Simply put, Russian banks (and other institutions) had local assets and hard-currency liabilities.
Local assets lost value not only because they were denominated in a currency that unexpectedly depreciated by a lot, but also the equities market crashed, and a lot of the corporate debt defaulted following the government default (local-currency debt).
Hard-currency liabilities were: hard currency deposits at the banks. Those Russians who held their savings in hard currency at banks that did not collapse (e.g. at foreign banks) got a windfall in terms of the local currency. Hard-currency bonds - Russian corporates (including the banks) and municipals (various cities and oblasts) were very fond of issuing eurobonds.
Furthermore, the statement that August 1998 events were caused by anti-inflation measures sounds very questionable to me. While there was a lot going on that summer, the immediate reason for the sovereign default was:
The government (which was at least as corrupt and kleptocratic as the current one) was issuing local-currency debt (GKO - государственные краткосрочные облигации) that the general public was not allowed to buy. The could only be bought by the government officials, their cronies, and foreign investors who bribed the officials in order to be allowed to buy GKOs. The yield on the GKOs (around 50% a year in July) was much higher than the rate of local currency inflation or the returns one could get on equities or corporate debt. The government kept selling more GKOs in order to pay off the previous bond holders, and expanded the list of people allowed to buy GKOs from a few "special" friends to a much wider audience.
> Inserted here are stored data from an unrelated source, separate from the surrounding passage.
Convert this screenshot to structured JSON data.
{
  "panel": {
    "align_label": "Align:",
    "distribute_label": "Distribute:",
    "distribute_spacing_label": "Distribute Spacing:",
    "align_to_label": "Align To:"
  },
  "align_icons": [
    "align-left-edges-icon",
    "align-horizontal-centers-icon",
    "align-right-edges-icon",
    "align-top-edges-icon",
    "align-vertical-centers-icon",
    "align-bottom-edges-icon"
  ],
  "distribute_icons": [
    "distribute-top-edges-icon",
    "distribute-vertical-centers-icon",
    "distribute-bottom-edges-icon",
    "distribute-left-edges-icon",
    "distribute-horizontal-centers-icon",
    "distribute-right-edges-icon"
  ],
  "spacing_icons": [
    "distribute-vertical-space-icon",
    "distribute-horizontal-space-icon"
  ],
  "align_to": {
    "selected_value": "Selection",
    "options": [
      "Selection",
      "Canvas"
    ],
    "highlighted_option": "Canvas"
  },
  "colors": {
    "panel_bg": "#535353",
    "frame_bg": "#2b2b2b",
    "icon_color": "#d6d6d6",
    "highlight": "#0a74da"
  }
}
While it was clear to everyone that the GKO pyramid scheme was not sustainable, there were two views widely held by emerging markets investors.
Some people felt that this was too weird, and mandated Russia exposure to be flattened during the run-up to the default.
Many had bet that Russia would eventually print local currency to pay off the GKOs and stop issuing new ones. This would inflate the currency. This scheme was carried out by many emerging markets governments in the 1980 and 1990s.
(I was "lucky" to work at a firm where two parts of the firm took opposing views on Russia at the time, which was fun to watch.)
In August, Russian government decided to default on the GKOs. It is extremely unusual for a sovereign to default on its debt denominated in local fiat currency when instead it could just print more local fiat currency. In fact, I only know two times in history that it happened: Russia in 1998, and Peru during Garcia's first term.
Strangely, Russian government did not default on its external-law hard-currency debts (e.g. eurobonds).
Many Russian corporates (including banks) and municipals decided that the GKO default was a good excuse to default on their own obligations - local and external law, local and hard currency, even if they were solvent.
Following the avalanche of defaults, local currency devalued - probably much more than it would have if the Russian government just printed local currency to pay off its local currency debts, as many other emerging markets debtors had done in similar cirumstances.
If your source refers to the Russian government defaulting on its GKO's as "anti-inflation measures" then either they don't know what went on (the most charitable explanation), or they do know, but they have some agenda, and intend to mislead the reader.